Lektura  Ewangelii  o  synu  marnotrawnym  skłania  do postawienia  sobie  pytania:  Czy  nie  powinniśmy wreszcie  pomyśleć  o  powrocie  do  Ojca?  Pewnie  pomyślisz  sobie,  że  na  szczęście  ty  nie  musisz  nigdzie wracać, bo przecież nie odchodziłeś. Może nigdy nie przyszła ci do głowy myśl o powrocie do Boga tylko dlatego, że sobie wmawiasz dobre samopoczucie. Nic złego z moją wiarą się nie dzieję!  
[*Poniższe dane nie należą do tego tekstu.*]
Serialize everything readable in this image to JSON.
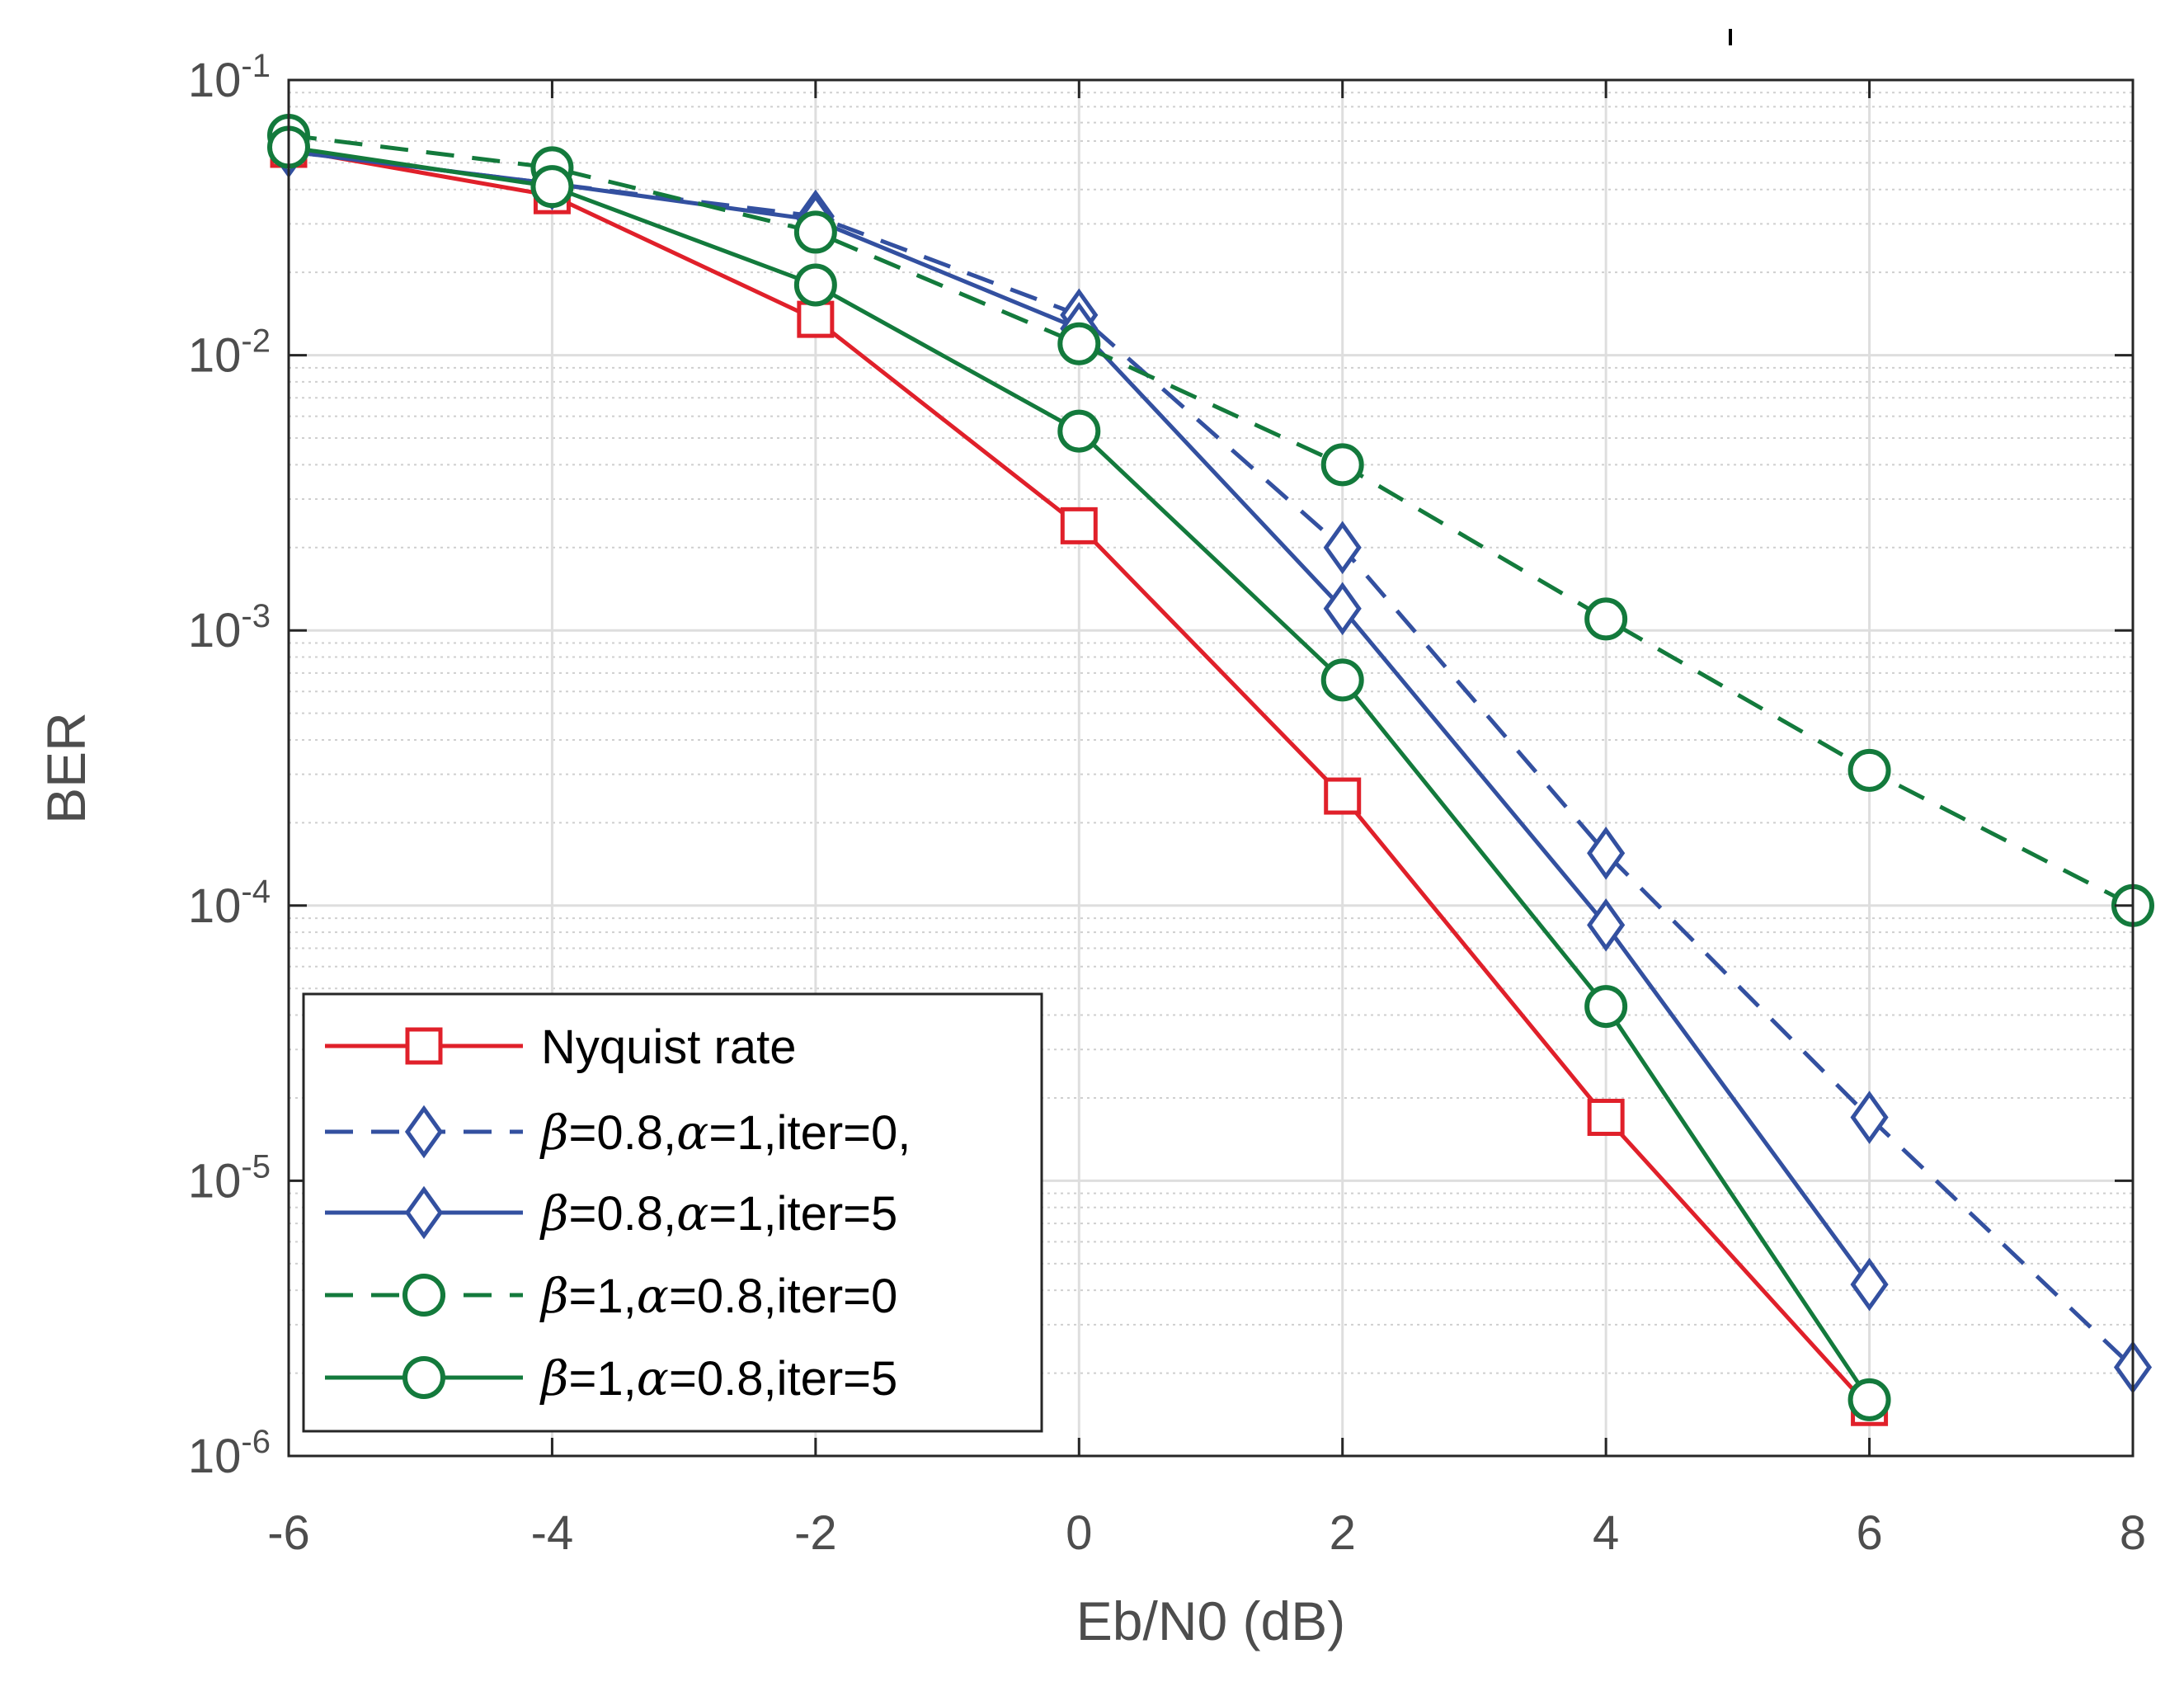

Pewnie tak myślał na początku ów ewangeliczny syn marnotrawny. Tak bardzo mu imponowało  bycie  wolnym  i  niezależnym  od  wszelkich  norm  i  zasad  ojcowskich. Miał przyjaciół i pieniądze ojcowskie - świetnie się bawił. Aż pewnego dnia wszystko stracił. Przyjaciele też odeszli. Teraz już nie miał dobrego samopoczucie. Był na siebie  wściekły,  że  tak  musiało  się  skończyć.  Pozwolił  dojść  do  głosu  sumieniu. Ocenił swoje dotychczasowe życie i sytuację w jakiej się znajduje. Pojawił się pomysł, by spróbować powrócić do utraconego ojca. Liczył się z możliwością odrzucenia, ale coś mu mówiło, że jeśli szczerze przyzna się do błędów, to zostanie przyjęty. Przecież znał dobrze swojego ojca. Jest wymagający i czasem surowy, ale zarazem niezwykle miłosierny - umie przebaczać i wyrażać swoją miłość. Wybrał się i wrócił do swego ojca. Zrobił tym samym najlepszą rzecz w swoim dotychczasowym życiu.
Czy nie czas, byśmy i my powrócili do Ojca? Wreszcie trzeba sobie postawić pytanie: Co będzie ze mną później, gdy już nic nie będę miał, gdy śmierć zajrzy mi w oczy, a zastygłe ręce już nie będą mogły nawet uderzyć się w piersi w akcie serdecznego żalu? Czas więc powrócić na prawą drogę już dziś. Czas zerwać z tą bylejakością naszej  wiary, z udawaną świąteczną pobożnością, z tchórzostwem  w dawaniu
świadectwa.
Nie bój się, Bóg przecież czeka. Trzeba tylko umieć jak ów syn powracający, z pokorą  wyznać  ze  świętym  Pawłem  Apostołem,  że  ongiś  byłem  bluźniercą,  prześladowcą i oszczercą. Wówczas i my dostąpimy miłosierdzia.